Но в июле в Москве случился большой пожар. Царь отправил жену в Коломенское, а сам возглавил тушение. Поднял военных, горожан. Современники отмечали, что пожар «стоил битвы» [392]. В то время деревянные дома, уже охваченные пламенем, не гасили, это было бесполезно. Огонь останавливали, ломая постройки на его пути. Иван Васильевич лично руководил работами, его жизнь несколько раз была в серьезной опасности. Командуя пожарными бригадами, он «заезжал против ветра», а потоки пламени прорывались, вспыхивали здания вокруг царя и его подчиненных. На них несло тучи удушающего дыма. Когда казалось, что с бедствием справились, пожар несколько раз возобновлялся в разных местах. Отсюда возникает подозрение, случайным ли он был. Картина напоминала тот самый «великий пожар» в 1547 г. Но на этот раз под командованием государя «битву» выиграли, Москву отстояли.
И как раз в связи с этими событиями летописи упоминают, что Анастасии опять стало плохо. Всюду служили молебны о здравии, муж проводил бессонные ночи в молитвах у ее постели. Конечно же, привлекли лучших лекарей. Но 7 августа царица умерла. Даже в скупых строчках летописей мы можем увидеть, какое потрясение навалилось на Ивана Васильевича. На похоронах он не мог сам идти, «Царя и великого князя от великого стенания и жалости сердца едва под руки ведяху». Но и простые люди восприняли смерть государыни как собственную трагедию, «бяше о ней плачь не мал, бе бо милостива и беззлобна ко всем». «И не токмо множество народу, но и все нищии и убозии со всего граду придоша на погребение, не для милостыни, но со плачем и рыданием великим провожаше; и от множества народу в улицех едва могли тело ея отнести в монастырь» [393].

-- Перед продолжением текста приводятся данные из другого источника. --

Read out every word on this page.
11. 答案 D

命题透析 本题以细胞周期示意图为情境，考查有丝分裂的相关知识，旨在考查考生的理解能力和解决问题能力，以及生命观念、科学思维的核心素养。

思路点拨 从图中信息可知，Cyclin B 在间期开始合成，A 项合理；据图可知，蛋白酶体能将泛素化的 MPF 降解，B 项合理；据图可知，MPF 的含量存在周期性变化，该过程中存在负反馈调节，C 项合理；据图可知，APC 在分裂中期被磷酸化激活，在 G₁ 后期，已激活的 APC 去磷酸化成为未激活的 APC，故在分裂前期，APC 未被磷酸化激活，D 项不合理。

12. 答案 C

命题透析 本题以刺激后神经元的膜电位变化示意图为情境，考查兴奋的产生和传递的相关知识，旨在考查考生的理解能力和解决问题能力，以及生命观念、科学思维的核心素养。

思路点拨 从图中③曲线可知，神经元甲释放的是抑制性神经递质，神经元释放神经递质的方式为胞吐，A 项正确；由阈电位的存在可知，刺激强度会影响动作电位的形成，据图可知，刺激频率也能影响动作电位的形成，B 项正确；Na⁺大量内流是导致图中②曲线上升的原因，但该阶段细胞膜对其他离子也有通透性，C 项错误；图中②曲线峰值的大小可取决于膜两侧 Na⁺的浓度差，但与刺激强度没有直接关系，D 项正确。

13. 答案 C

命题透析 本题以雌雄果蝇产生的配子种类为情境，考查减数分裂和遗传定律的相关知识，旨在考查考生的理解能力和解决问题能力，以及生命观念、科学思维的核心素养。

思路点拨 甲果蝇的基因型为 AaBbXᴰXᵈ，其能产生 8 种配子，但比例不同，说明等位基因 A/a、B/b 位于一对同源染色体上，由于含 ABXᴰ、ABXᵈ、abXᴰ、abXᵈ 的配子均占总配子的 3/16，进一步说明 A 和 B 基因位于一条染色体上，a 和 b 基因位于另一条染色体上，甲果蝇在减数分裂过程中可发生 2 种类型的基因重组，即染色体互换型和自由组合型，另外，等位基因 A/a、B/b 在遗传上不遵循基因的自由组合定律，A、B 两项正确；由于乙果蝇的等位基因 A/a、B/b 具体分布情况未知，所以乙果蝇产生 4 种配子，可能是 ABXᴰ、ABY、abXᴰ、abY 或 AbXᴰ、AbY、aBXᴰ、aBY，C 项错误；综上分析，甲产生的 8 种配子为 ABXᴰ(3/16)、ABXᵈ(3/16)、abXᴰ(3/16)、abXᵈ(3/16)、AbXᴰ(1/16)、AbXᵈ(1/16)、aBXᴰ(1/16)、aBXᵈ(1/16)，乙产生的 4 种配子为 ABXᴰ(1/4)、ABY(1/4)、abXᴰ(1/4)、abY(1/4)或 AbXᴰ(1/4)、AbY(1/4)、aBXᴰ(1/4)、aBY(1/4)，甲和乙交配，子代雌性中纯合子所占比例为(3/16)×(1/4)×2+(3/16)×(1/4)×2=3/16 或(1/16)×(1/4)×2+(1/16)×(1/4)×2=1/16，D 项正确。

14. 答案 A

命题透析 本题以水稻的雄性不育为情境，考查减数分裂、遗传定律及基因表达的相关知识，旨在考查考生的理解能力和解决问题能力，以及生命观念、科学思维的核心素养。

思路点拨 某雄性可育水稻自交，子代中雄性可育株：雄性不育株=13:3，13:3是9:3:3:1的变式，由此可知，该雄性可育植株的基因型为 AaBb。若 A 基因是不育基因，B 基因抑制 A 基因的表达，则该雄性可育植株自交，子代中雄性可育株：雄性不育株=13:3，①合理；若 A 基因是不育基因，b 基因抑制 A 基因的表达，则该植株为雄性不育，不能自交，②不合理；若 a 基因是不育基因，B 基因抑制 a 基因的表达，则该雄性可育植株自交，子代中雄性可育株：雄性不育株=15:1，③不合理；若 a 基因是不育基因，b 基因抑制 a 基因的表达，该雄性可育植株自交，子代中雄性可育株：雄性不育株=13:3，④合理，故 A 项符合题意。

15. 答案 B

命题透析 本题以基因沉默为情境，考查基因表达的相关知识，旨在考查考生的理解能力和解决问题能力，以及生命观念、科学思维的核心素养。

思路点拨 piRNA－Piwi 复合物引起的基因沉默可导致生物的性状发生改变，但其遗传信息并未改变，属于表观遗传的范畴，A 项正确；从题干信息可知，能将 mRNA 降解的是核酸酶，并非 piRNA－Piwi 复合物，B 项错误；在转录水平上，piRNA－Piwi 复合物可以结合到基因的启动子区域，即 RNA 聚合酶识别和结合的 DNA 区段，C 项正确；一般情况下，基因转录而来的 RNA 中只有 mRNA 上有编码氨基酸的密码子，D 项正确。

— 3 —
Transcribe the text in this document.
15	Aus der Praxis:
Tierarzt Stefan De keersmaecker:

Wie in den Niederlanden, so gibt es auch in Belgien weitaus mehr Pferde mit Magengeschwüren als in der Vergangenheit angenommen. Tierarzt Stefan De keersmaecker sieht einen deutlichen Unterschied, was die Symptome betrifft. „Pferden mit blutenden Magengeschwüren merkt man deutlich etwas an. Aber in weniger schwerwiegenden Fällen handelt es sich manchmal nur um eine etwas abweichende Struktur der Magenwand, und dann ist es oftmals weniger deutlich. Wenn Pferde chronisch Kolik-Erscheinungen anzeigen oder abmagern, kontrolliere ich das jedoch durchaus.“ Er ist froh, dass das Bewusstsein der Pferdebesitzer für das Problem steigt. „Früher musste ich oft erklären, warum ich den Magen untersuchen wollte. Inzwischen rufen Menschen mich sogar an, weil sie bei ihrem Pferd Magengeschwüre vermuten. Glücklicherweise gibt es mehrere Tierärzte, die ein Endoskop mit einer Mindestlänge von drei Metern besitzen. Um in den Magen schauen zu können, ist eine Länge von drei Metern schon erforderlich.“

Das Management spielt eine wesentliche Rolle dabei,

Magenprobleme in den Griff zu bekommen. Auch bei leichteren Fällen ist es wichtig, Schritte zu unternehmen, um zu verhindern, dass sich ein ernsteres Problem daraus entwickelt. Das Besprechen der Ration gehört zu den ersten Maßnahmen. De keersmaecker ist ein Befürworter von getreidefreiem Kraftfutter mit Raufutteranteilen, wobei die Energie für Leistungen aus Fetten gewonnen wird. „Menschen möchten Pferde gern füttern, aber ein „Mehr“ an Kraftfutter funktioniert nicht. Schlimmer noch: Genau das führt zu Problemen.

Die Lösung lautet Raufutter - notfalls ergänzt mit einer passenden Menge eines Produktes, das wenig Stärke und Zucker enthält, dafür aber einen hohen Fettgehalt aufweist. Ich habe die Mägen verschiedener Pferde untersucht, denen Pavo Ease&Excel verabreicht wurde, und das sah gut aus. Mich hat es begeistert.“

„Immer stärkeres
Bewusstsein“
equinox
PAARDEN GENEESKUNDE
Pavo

Точный «диагноз» Анастасии был поставлен уже в ХХ в. при химическом исследовании останков. Содержание мышьяка — в 10 раз, содержание ртути в костях в 4 раза, а в волосах — в 100 раз выше максимально допустимого уровня [123]. Ее травили не один раз, несколькими способами. Судя по всему, этим объяснялась и осенняя «болезнь». Тогда не сумели извести, а летом все же добили. В XVI в. химических анализов не делали, но признаки отравления знали и обстоятельства смерти сочли подозрительными. Началось расследование по поводу «чародейства» (в это понятие входило и отравительство).
А нити сразу потянулись к Адашеву и Сильвестру. Стало известно, что они злословили покойную, считали ее виновницей собственного падения (что подтверждает — Анастасия действительно помогала мужу противостоять влияниям советников, открыть глаза на них). После удаления Сильвестра в ее адрес пустили кличку «Евдоксия» (по имени византийской императрицы, гонительницы святого Иоанна Златоуста — как видим, бывший «наставник» царя скромностью не страдал). А вдобавок стали поступать известия, что Адашев ведет какие-то подозрительные сношения с ливонскими городами [394].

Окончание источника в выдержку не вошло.